Для Мардж разногласие содержит метапослание угрозы их близости, а Джон не расценивает разногласие как угрозу. Напротив, он видит в возможности выразить несогласие признак близости. Один мой информант объяснил, что он считает своим долгом – если кто-то выражает свое мнение – указать и на другую сторону вопроса. Если жалуются на чье-либо поведение, он считает, что должен объяснить, какими мотивами мог руководствоваться тот человек. Когда кто-то занимает определенную позицию, ему кажется, что надо помочь исследовать ее, проверяя на уязвимость и разыгрывая «адвоката дьявола» [42]. Джон высказывает противоположную точку зрения. Ведя себя таким образом, он считает, что оказывает поддержку, и в какой-то мере это так и есть. Но это – поддержка методом «от противного». Ее больше ожидают и оценивают по достоинству скорее мужчины, чем женщины.
Разница в подходе к согласию и возражению проявляется также и в процессе обучения. Один мой коллега распорядился, чтобы студенты его лингвистического семинара прочитали в качестве обязательной мою книгу «Я не это хотела сказать!». Затем он дал им задание составить для меня вопросы и прислал мне двенадцать из них для ответа: десять исходили от женщин и два – от мужчин. Все десять вопросов от женщин выражали поддержку или стремление изучить вопрос: они просили что-то конкретизировать, объяснить или предоставить личную информацию, например: «Вы можете дополнительно объяснить?..», «Вы можете дать другой пример?», «Различия являются биологическими или социальными?», «Откуда вы берете ваши примеры?», «Как общество изменится, если все примут ваши идеи?», «Почему вы вышли замуж за вашего мужа?». Оба вопроса от мужчин бросали мне вызов. Один спрашивал по существу: «Ваша книга во многом касается психологии; чем же вам не понравились вопросы психолога, упомянутые выше на вашем семинаре?». Другой студент задал такой вопрос: «Не относится ли большая часть материала в вашей книге скорее к области риторики и теории коммуникации, чем к лингвистике?».
Женские вопросы очаровали меня, а мужские показались дерзкими. Я поделилась этим с мужем, и он заметил: «Что ж, этого следовало ожидать». «Как так?» – спросила я. «Итак, – пояснил он, – их профессор сказал: “Вот – ваш шанс, вот – эксперт”. Тем самым он дал установку на вызов». И опять все повторилось: он тоже считал естественным выразить эксперту свои сомнения. А я, как и студентки, считаю, что возможность обратиться к эксперту – это шанс узнать новую информацию и установить личный контакт.
В чем же состоит смысл вызова? Я восприняла мужские вопросы как попытку подорвать мой авторитет. Они, казалось, намекали: «Вы ведь не лингвист», а один даже засомневался в моем толковании примера.

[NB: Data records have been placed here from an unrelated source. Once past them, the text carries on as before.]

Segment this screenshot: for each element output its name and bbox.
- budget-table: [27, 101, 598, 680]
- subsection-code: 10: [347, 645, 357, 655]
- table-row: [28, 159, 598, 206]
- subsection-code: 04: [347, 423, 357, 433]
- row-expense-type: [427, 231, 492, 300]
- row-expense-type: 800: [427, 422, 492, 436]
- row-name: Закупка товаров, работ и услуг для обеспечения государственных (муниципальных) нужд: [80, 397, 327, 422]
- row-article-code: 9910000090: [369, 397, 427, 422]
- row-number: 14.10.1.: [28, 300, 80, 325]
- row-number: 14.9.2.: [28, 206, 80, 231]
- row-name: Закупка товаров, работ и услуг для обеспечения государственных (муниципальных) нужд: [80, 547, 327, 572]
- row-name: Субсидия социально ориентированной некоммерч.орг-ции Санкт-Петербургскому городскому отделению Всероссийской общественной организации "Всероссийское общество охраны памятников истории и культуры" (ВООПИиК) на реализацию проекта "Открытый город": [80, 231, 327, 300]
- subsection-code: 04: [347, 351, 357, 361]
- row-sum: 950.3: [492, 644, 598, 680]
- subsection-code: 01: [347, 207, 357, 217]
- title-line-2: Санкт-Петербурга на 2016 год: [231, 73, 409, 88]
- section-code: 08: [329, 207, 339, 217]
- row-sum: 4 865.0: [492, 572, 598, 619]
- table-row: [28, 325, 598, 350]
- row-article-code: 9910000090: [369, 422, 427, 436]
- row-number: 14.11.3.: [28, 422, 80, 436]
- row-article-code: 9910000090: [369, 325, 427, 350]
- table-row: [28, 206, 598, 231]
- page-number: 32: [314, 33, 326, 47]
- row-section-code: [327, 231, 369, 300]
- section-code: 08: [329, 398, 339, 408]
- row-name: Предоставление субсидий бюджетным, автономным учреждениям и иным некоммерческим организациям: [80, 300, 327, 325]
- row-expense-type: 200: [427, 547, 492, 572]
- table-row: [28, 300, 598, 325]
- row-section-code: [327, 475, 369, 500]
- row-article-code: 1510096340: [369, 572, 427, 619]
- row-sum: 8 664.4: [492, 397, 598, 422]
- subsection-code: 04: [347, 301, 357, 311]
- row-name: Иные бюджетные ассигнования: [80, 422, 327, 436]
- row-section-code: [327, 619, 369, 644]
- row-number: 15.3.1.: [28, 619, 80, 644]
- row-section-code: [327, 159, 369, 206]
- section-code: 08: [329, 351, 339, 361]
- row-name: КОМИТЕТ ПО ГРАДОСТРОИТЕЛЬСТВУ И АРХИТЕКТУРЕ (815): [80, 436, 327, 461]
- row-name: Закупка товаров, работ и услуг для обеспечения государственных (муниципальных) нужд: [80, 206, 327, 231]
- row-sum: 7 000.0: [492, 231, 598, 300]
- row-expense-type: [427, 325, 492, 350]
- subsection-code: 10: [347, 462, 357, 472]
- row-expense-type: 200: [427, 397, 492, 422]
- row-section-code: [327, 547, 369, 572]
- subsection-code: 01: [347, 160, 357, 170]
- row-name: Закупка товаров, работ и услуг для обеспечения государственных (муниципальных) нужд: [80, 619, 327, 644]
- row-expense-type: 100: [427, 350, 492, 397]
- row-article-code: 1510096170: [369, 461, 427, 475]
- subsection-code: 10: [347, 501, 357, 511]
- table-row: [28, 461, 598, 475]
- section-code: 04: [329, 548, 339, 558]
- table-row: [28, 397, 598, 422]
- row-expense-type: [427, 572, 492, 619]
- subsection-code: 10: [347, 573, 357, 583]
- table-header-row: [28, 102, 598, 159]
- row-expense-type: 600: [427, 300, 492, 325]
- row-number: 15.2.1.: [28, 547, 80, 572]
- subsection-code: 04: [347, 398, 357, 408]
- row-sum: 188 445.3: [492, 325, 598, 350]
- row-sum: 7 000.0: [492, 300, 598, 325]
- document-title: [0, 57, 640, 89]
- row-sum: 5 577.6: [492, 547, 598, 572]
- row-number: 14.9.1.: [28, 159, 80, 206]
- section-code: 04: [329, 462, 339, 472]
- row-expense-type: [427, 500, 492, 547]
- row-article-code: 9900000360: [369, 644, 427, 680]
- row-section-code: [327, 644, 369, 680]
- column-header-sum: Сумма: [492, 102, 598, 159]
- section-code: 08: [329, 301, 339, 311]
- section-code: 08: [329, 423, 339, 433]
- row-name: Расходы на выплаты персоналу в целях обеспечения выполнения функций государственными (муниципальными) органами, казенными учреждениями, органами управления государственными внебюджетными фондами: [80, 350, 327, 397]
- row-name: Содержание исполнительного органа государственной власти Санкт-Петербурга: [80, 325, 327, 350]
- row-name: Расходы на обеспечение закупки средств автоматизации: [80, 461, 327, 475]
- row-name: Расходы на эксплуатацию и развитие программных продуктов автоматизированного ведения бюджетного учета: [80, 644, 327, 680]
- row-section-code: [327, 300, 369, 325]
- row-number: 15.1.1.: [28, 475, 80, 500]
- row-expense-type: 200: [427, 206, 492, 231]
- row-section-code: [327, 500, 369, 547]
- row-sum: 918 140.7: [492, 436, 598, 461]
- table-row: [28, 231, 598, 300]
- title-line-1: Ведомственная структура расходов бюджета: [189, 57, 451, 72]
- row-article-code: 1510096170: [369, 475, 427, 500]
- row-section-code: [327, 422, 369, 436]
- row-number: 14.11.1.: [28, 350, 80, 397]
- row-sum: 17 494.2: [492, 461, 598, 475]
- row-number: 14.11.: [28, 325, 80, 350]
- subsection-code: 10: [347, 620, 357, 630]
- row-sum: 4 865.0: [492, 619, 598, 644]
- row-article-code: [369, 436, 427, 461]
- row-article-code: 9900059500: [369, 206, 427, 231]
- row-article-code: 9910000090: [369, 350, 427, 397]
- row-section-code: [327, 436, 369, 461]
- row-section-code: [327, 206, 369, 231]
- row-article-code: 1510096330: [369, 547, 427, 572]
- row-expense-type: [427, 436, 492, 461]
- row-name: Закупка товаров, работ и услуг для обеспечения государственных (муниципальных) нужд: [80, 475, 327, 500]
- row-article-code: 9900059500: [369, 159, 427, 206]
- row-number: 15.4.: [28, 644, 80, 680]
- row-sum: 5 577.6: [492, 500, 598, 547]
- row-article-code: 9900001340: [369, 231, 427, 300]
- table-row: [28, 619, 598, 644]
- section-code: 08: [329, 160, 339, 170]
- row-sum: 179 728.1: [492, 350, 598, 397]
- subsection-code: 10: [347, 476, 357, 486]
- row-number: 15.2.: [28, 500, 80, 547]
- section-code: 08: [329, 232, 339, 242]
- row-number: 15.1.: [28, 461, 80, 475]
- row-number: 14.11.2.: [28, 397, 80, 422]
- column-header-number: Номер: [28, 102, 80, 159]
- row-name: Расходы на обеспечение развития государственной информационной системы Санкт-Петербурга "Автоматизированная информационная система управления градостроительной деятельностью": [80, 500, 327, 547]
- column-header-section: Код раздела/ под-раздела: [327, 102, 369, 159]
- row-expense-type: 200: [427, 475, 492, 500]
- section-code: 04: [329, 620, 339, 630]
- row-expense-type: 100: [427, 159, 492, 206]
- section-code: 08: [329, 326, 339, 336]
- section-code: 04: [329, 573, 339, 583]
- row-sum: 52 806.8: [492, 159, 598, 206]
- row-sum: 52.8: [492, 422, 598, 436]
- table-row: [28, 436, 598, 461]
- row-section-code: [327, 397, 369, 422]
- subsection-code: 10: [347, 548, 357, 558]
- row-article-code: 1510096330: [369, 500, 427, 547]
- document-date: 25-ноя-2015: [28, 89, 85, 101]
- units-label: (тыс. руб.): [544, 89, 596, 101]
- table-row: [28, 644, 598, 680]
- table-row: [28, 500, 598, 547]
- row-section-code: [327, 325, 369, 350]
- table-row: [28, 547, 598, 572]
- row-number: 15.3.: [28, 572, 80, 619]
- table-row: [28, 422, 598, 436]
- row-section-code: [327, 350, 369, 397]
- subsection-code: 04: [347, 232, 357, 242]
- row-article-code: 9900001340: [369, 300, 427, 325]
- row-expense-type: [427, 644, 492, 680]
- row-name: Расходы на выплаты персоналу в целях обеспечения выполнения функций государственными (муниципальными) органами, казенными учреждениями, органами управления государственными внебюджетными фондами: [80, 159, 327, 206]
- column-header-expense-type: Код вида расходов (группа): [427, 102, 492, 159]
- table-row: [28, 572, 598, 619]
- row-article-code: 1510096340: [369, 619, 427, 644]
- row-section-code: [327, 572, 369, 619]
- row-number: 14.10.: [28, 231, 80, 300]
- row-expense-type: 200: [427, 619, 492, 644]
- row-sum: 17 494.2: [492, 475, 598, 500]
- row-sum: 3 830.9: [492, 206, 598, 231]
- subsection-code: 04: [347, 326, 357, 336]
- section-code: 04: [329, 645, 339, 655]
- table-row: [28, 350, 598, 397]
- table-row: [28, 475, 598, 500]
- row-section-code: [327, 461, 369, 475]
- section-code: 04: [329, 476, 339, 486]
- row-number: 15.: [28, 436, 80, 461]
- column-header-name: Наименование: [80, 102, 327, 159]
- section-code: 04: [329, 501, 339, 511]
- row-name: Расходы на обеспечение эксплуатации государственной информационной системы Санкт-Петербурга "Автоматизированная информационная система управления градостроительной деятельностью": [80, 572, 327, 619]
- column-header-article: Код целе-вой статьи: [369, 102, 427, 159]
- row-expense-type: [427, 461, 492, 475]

Мне это не понравилось. С женскими вопросами все было наоборот: я почувствовала, что они укрепляют мой авторитет, и даже не была задета бестактным вопросом о моем браке – ведь он позволил мне продемонстрировать в ответе иронию и юмор. Однако возражение может быть формой уважения. Один коллега заметил, что «софтбольные» [43]вопросы бессмысленны, когда дело касается серьезной проблемы. Выражая похожую точку зрения, другой коллега сообщил о своей довольно-таки критической рецензии на книгу: «В какой-то мере ты удостаиваешь кого-то чести, сцепившись с ним (да и с ней тоже)». Я отметила, что оба мужчины выбрали метафоры противостояния – из области спорта и войны, чтобы объяснить, почему возражение (для них) явно конструктивно и в академическом общении. Не слишком отличаясь от женщин, которые видят в возражении не ритуал, а серьезное намерение, я воспринимаю его как попытку подорвать мой авторитет, а не укрепить его, «сцепившись» со мной.
Теперь мне понятно, что провокационными вопросами молодые люди пытались вовлечь меня в интеллектуальное обсуждение. Но они попали в «межкультурную» лакуну: я не получаю удовольствия от «схватки», когда чувствую, что мне лично бросают вызов, хотя, безусловно, люблю интеллектуальную дискуссию, если чувствую, что мой авторитет признают. Я оценила бы их вопросы по достоинству, будь они иначе сформулированы: «Не могли бы вы еще раз объяснить, почему вы не одобрили поведение психолога в вашем примере?» и «Не могли бы вы подробно остановиться на том, как взаимосвязаны ваша работа и область риторики и теории коммуникации?». Тогда эти вопросы говорят мне: «Я согласен с вами, но мне трудно ответить людям, которые спрашивают меня, почему то, чем я занимаюсь, называется лингвистикой. Что бы ответили вы?». Тот, кто формулирует вопросы подобным образом, получает в ответ ту же информацию, но занимает положение союзника, а не противника.